There are currently 1,465 sex offenders in Vermont. Keeping track of them is a big job. And it's something that state was failing at just a few years ago.
"The condition of this registry in February was probably an F," Vt. Auditor Tom Salmon said in June 2010.
That was the former auditor's conclusion about Vermont's sex offender registry back in 2010. His audit revealed serious errors. Some offenders were improperly deleted from the online database, while others were accidentally added.
Eight months ago, the Vermont Criminal Information Center got a $150,000 software grant to overhaul the system.
"It's all pretty exciting because it opens up a whole new realm as far as we're concerned," said Bruce Parizo of the Vermont Crime Information Center.
The new database called Offender Watch reduces the need to manually enter offender information. Instead, the program uses data fields and drop-down menus to reduce human error. The old system only processed updates every 24 hours. This one will spit them out in real time and simultaneously update the state's public sex offender website.
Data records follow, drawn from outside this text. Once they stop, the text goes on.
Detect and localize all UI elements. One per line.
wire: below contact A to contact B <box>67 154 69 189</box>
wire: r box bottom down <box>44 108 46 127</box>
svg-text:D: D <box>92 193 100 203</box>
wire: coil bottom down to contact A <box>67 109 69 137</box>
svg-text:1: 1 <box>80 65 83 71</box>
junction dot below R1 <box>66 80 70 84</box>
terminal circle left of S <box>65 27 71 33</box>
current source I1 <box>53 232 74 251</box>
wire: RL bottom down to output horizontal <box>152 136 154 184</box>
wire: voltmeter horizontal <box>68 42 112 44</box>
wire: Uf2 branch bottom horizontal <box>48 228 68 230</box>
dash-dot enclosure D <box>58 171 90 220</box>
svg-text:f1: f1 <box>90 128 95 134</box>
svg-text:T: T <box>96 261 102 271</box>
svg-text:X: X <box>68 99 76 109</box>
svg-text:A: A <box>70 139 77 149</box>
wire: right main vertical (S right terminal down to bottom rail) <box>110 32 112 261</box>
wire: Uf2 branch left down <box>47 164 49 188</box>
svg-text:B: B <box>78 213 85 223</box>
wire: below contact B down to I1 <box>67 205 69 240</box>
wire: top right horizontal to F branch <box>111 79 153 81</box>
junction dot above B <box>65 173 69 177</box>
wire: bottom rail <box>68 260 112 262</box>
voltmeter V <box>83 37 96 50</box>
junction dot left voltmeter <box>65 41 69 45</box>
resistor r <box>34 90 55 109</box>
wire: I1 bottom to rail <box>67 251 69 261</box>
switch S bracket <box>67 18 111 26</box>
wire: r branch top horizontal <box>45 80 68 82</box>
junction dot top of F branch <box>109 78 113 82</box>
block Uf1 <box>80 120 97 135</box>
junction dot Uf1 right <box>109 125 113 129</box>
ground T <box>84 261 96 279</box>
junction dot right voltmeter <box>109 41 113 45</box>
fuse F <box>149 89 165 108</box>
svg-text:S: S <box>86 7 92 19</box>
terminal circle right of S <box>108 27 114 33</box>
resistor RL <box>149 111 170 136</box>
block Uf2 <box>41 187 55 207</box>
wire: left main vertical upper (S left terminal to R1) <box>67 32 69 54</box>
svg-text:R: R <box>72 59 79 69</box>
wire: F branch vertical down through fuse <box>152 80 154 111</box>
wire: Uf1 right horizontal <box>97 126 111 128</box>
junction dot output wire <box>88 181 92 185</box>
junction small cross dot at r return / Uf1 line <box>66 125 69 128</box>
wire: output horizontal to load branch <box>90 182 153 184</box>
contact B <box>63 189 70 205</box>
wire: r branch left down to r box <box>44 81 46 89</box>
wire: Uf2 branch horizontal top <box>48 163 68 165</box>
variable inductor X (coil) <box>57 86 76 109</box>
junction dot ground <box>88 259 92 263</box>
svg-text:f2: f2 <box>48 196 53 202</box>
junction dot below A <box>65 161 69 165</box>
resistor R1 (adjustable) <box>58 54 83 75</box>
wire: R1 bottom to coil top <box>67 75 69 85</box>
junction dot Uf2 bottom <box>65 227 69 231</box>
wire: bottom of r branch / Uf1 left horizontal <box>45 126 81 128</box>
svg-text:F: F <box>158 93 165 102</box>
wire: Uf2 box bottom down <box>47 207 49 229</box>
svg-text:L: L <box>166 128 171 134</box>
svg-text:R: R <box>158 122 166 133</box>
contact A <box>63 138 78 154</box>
"The better data we can put out to the public, the safer the public is going to be," Parizo said.
The public website got a makeover, too. Five tabs will navigate users through a ton of tools, like searching for a sex offender by name, town or county. It then displays a profile detailing the offender's crime, physical description and risk level. The site also offers safety tips, links to other criminal databases and printable community awareness flyers, like one on Halloween safety. But the biggest change is the new email notification feature.
"You can register for an email alert for the town," Parizo said.
Every time a sex offender moves in you'll get an email. But until the state gets legislative approval to publish the street addresses of sex offenders, notifications can only be tailored to the town. VCIC officials warn the alerts have limitations.
"If you live on the border line of a town, for example, you will not know that the person across the town line, next door, moved in," Parizo said.
The redesign also has a perk for sex offenders who are legally allowed internet access. They can now update their information online rather than calling in changes.
"I expect that the next audit will be a much better report on the progress we've made in this area than the last report that came out," Vt. Public Safety Commissioner Keith Flynn said.
The commissioner hopes these improvements will boost both lawmaker and public confidence in the program.
Ultimately, public safety officials want to give law enforcement access to the database. They say its mapping capabilities would help police with their quarterly compliance checks.